RAFTERS ROUND OR RAFTERS RECTANGULAR?
You can, if you wish, ignore tradition and economy and push the building project to a speedier conclusion by using milled lumber for rafters. The only place this lapse in tradition will show is along the undersides of the eaves—which can be boxed in to hide your sin. But Peter, old-fashioned fellow that he is, prefers the traditional method of cutting 5"-diameter (or thereabouts) poles for rafters.

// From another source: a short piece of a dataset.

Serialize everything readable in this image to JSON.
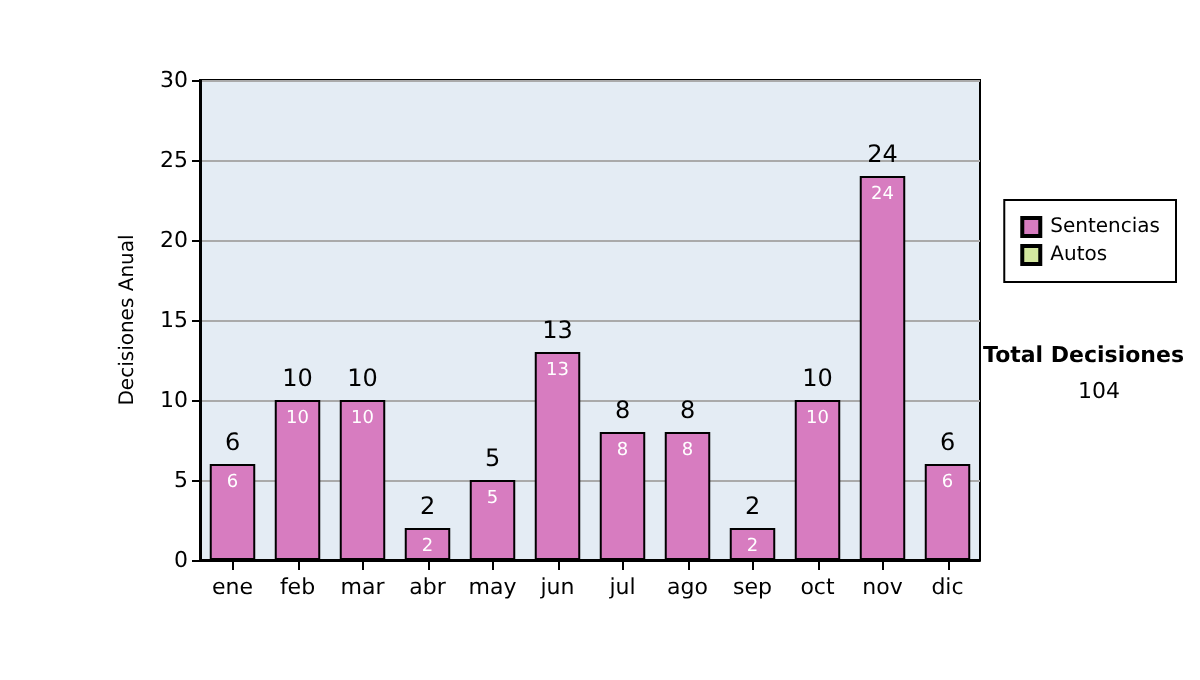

He works two poles at a time, milling or hewing their tops flat. After sawing the poles to length, he cuts lap-notches in the tip ends of the pair (the diameter of one pole determines the depth of the notch for the other, and vice versa), fits the joint together, and bores a 3/4"diameter hole through the center of the lap. When the rafters are erected on the roof, he pegs each matched pair together with a handcarved hardwood dowel driven through the hole in the lap-splice. Countersunk 1/2"-diameter bolts can be used in place of wooden pins if you prefer.
WHERE RAFTERS MEET PLATES
Another advantage of a 45° roof pitch is that it takes a lot of the mystery out of joining rafters to plates. The simplest joint is made by cutting a 90° triangular notch in the underside of each rafter so that the resulting inverted V fits over the outer corner of the plate. The joint is made fast by driving a spike through the rafter and into the plate log.
Peter uses a more complex "locking" joint, in which the bottom of each rafter receives a rectangular notch with its lower edge extended in an arc. In position on the roof, the upper corner of the notch in the rafter's underside forms a (male) V that points straight down and fits into a matching (female) notch in the plate.
The plate notch for this locking joint is trickier yet. First, two parallel chalk lines are snapped along the plate's top as a means of aligning the rafter notches. A V notch is then cut between the two chalk lines, so that the male V (the top corner of the notch in the underside of the rafter) fits into the female V in the top of the plate log. The outside edge of the plate notch (from the outer chalk line out) is beveled at 45° to match the slope of the rafter. As with the single-notch system, the rafters are spiked to the plates with large nails driven through the joints.